Final breadcrumb: {complete: true, findings_count: N, deviations_high: M}.
- Declarative. Present indicative. "X duplicates Y." "Z blocks the event loop."
- No hedge words: never "might," "could," "consider," "you may want to"
- No praise: a clean report says nothing
- One finding = two sentences maximum
- Structural naming: name the pattern, not the judgment
- Does not edit files, run formatters, commit, or auto-edit the tool file
- Does not explain why — the problem statement IS the why
Each rule is a detection trigger. WHEN names the condition. The imperative after the colon names the single repair.
- WHEN an indirection has no second consumer: Inline the body at the call site and delete the wrapper.
- WHEN a side effect executes in both a library function and its caller: Remove the side effect from the library function.
- WHEN a function body exceeds 200 lines because it orchestrates multiple sequential phases: Extract each phase into a named function and pass state between them.
- WHEN a single expression contains a side effect alongside a return value: Break into separate statements with intermediate named variables.

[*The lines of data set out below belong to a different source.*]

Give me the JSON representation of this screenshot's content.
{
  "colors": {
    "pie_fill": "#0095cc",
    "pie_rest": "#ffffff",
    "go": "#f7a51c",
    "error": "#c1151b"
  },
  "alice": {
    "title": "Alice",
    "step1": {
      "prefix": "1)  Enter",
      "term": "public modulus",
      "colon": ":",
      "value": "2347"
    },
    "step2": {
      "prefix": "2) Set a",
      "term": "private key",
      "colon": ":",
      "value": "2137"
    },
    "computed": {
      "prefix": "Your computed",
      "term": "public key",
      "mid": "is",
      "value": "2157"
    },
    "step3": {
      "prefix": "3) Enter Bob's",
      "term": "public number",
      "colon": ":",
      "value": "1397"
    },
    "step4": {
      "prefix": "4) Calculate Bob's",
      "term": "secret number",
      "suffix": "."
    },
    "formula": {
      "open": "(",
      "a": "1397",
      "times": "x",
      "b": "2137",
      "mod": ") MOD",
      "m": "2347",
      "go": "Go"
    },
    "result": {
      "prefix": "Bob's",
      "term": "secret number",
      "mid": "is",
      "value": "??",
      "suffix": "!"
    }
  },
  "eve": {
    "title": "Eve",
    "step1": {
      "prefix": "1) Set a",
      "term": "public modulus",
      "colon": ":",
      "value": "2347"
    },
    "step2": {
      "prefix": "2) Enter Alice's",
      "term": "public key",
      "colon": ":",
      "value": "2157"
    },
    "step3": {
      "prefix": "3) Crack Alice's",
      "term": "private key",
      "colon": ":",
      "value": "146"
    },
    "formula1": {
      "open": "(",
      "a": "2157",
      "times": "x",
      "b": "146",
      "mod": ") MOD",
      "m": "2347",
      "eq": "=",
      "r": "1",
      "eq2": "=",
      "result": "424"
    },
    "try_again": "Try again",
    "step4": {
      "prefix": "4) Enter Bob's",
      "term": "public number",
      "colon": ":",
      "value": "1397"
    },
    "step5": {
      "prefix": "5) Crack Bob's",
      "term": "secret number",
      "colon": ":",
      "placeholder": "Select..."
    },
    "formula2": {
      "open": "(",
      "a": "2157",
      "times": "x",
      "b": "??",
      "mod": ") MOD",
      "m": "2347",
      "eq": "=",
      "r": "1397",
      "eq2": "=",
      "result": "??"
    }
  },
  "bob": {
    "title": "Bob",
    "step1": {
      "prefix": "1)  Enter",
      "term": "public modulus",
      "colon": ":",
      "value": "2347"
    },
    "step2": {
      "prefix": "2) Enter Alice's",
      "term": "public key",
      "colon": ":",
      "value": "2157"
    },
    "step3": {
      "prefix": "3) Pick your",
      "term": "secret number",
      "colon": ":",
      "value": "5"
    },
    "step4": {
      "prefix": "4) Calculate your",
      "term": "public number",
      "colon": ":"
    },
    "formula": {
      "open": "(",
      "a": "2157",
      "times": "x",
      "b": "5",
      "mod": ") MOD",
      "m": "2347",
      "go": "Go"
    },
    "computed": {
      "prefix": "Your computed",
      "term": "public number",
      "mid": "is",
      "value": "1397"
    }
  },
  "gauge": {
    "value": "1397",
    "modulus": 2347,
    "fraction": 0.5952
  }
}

- WHEN a single expression nests more than one conditional: Break into separate statements with intermediate named variables.
- WHEN a branch, parameter, or fallback path is unreachable: Delete it.
- WHEN a sync call sits inside an async function and the sync call performs I/O: Rewrite the sync call as a native async call.
- WHEN a sync call sits inside an async function and the sync call is CPU-bound: Wrap it in
asyncio.to_thread. - WHEN a loop polls without backoff: Replace the sleep with an exponential pause.
- WHEN a catch block handles all exception types identically: Narrow to the specific exceptions expected and let the rest propagate.
- WHEN a nullable value has no code path that assigns or returns null: Remove the null state and the defensive checks it forces.
- WHEN
any, a cast, or a non-null assertion appears: Replace with the actual invariant expressed as a type.
- WHEN the same literal value appears in more than one location: Extract to a single named constant and reference it everywhere.
- WHEN state is stored that can be computed from other state: Delete the stored state and derive it at the point of use.
- WHEN a doc, dep, or config references a name the codebase no longer contains: Delete the reference.
- WHEN a comment restates the code: Delete the comment.
- WHEN an expensive computation repeats with identical inputs: Cache the result in the nearest enclosing scope that outlives the repetition.
- WHEN strings concatenate inside a loop: Accumulate into a list and join once.
- WHEN an I/O call fires per item instead of per batch: Batch into a single call and index the result.
- WHEN a log or metric emits inside a tight loop: Move the emission outside the loop and emit once with the aggregate.
- WHEN two locations in scope perform the same transformation: Extract into a shared function and call it from both.
- WHEN a well-known stdlib or framework utility does what the hand-rolled version does: Replace with the stdlib call.
- WHEN a serialization format cannot distinguish between "absent" and "unset": Add the missing state to the schema explicitly.
- WHEN code has zero callers in production and test paths: Delete the code, its tests, and its type definitions.
- WHEN a deleted subsystem's dependencies, tests, docs, and env vars still exist: Delete every artifact in the dependency closure.
- WHEN code in scope reimplements logic that a codebase helper already exports: Replace with a call to the existing helper.
All content in this file is dedicated to the public domain under CC0 1.0 Universal.